In January 2017, the church was used as the setting for an episode of the BBC TV series Strike. One of the main characters hails from Masham and is seen getting married in the church.

==The Peculier of Masham==
Roger de Mowbray, the lord of the manor, was held captive during the Crusades and released after being ransomed by the Knights Templar. In gratitude, he donated the church to the Church of St Peter in York. However, because of its distance from York, the threat of the church's tax collectors being mugged on the long route between the two places and the extra burden of having to govern it, the Archbishop declared that the town of Masham, through its church, was granted the right to govern its own affairs. The term Peculier, which derives from a Norman word, in this aspect actually means particular not odd as in the term peculiar.
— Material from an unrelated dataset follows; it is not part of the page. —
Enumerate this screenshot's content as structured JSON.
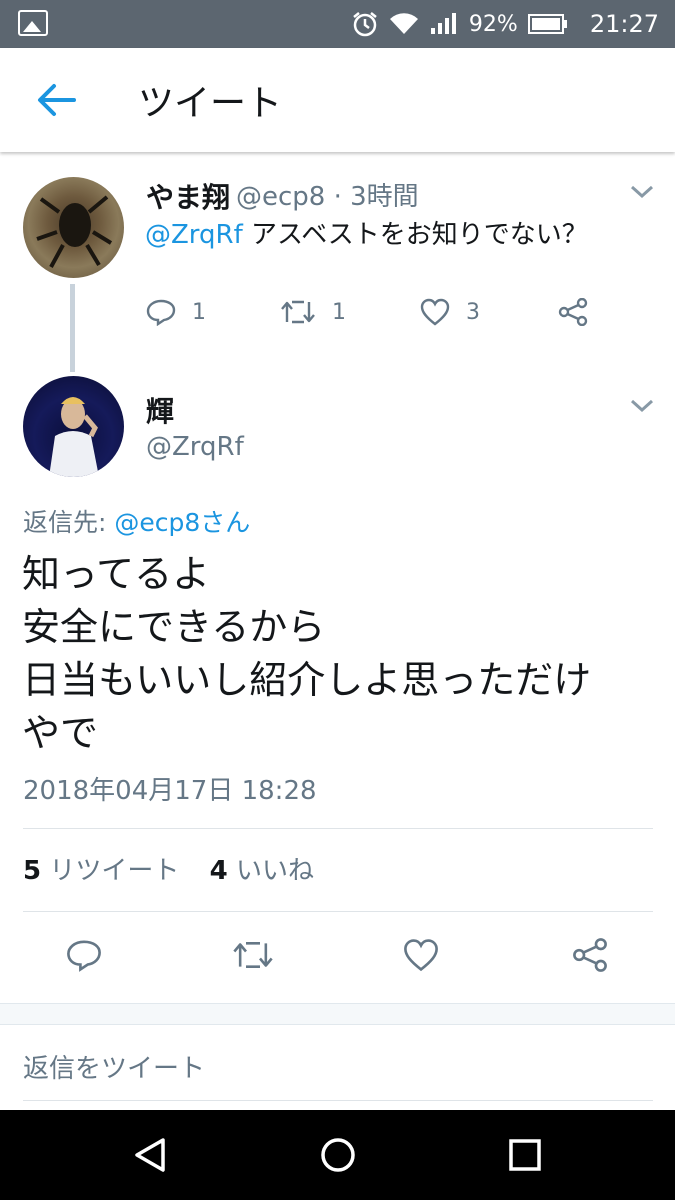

As a result of this, the Peculier Court of Masham, consisted of 24 men (known historically as the Four and Twenty) which also gave rise to a name of one of the Theakstons' beers. The court is presided over by the incumbent of the church, and still has the right to rule on matters such as
drunkenness, brawling, swearing, scolding, not bringing your children to be baptised, bidding church wardens to do their worst when they order you to church and carrying a skull out of a churchyard to lay under a person’s head to charm him or her to sleep.
 Between the 12th and 19th centuries, the court ruled on matters mostly pertaining to the church and adherence to Christian rituals not only in Masham, but also in the surrounding areas. People were fined for having non-Christian customs in burials, for not paying money into the collection plate, for wearing hats during communion and for setting up a school without permission. One man from nearby Ellington was excommunicated for not providing bread and water for a village walk. Others were punished for being Catholics or Recusants. Through not having to pay taxes to York, the court became quite rich and the power of its earning potential and endowments was renowned across the north of England. This gave rise to a saying the Peculier of Masham was the richest plum in Christendom.

When the Theakston Brewery was formed in the town, their first beer, brewed in 1827, was called Old Peculier. In 1999, the brewery paid for a new stained glass window in the church that showed the seal of the Peculier of Masham (believed to be the figure of Roger de Mowbray) which Theakstons had borrowed for the design of their beer.

A contract is signed between the incumbent of the church and Theakston Brewery to allow the use of the Peculier seal on their products. It was re-signed most recently in 1989 between the Reverend Brian Abell and Michael Theakston. Theakston also commissioned a new portrait of the Virgin Mary and the Baby Jesus as part of the deal that extends the licence of the seal until 2040.